Consultant in maternal medicine and obstetrics, Roshni Patel, works at the Chelsea & Westminster Hospital in London. She says: “Initially, we need to listen to a woman’s worries and find out what’s going on in her head. For example, a woman may begin by saying that labour scares her, but when you dig a little you find a specific worry, such as tearing or induction. We need to identify each fear and go through them. My job is to be reassuring and totally honest, to listen to women and engage with them.”

“Some women need more care, and we refer them. For some, CBT and counselling are helpful, some respond well to psychotherapy and some need medication. We explain risks and benefits so that women can make their own, informed choices and medication ensures breastfeeding is possible.”

“Some women have endured trauma in a previous pregnancy or labour and while we can’t change that, we can examine what happened before, and offer them tools to move forward.”


Self-help techniques for mental health

Julianne Boutaleb Consultant Perinatal Psychologist and Director of Parenthood in Mind, offers these techniques:

  • It’s normal to feel overwhelmed; becoming a mother is a huge shift in emotions, relationships and identity

  • Many of us are not used to feeling so vulnerable and dependent. Allow yourself to feel your feelings

  • Speak to someone who gets it; a trusted friend or therapist specialising in perinatal issues

  • Use distraction; getting engrossed in an activity such as sewing, gardening or decorating helps mitigate overwhelming emotions

  • Use positive affirmations, such as “I am doing all I can to look after myself and my baby”

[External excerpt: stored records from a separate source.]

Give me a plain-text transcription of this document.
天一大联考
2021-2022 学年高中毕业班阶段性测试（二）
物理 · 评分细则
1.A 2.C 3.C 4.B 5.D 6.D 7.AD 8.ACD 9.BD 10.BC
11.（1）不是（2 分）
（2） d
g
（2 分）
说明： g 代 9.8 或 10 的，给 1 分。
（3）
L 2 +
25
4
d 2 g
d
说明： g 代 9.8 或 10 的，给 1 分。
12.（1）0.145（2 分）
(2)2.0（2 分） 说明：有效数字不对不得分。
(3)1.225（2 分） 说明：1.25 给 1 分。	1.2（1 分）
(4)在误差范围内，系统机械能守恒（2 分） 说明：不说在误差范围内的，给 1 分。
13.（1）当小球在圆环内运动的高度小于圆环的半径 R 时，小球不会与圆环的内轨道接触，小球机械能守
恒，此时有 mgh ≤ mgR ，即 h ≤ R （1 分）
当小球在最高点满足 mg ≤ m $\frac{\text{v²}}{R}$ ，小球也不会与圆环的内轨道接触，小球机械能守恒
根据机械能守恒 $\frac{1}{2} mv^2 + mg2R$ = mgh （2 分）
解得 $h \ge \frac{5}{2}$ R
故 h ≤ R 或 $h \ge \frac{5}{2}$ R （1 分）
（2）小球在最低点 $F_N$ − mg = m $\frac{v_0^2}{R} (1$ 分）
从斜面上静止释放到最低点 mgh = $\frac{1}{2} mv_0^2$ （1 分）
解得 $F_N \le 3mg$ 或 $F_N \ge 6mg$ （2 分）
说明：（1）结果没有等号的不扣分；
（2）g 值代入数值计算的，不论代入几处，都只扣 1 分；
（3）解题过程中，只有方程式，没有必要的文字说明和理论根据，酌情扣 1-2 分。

  • Gentle physical exercise such as swimming, walking or yoga are good ways of releasing stress hormones

  • Look into grounding and breathing exercises. Headspace and The Positive Birth Movement have easily accessed online packages

  • Ask family and friends to check in with you if you’re anxious about a scan or appointment in pregnancy

  • Don’t dismiss anxieties about the birth; if you had a difficult previous birth, let your midwife know so they can discuss birth options with you

  • If your feelings are linked to previous pregnancy loss, seek help from the Miscarriage Association or Tommy’s

  • If you feel your levels of anxiety or depression are getting worse, please speak to your doctor or midwife, or contact a helpful organisation.


Where to find support for mental health during pregnancy

There’s help out there for anxiety and depression during pregnancy, from medication to support groups and talking therapies.

Action on Postpartum Psychosis (APP) - App-network.org

Anxiety UK - Anxietyuk.org.uk

Maternal OCD - Maternalocd.org

MIND - Mind.org.uk

NCT - Nct.org.uk

NHS - https://www.nhs.uk/pregnancy/keeping-well/mental-health/

OCD Action - Ocdaction.org.uk

PANDAS Foundation - Pandasfoundation.org.uk

This content should not substitute medical advice from your personal healthcare provider. Please consult your healthcare provider for recommendations/diagnosis or treatment.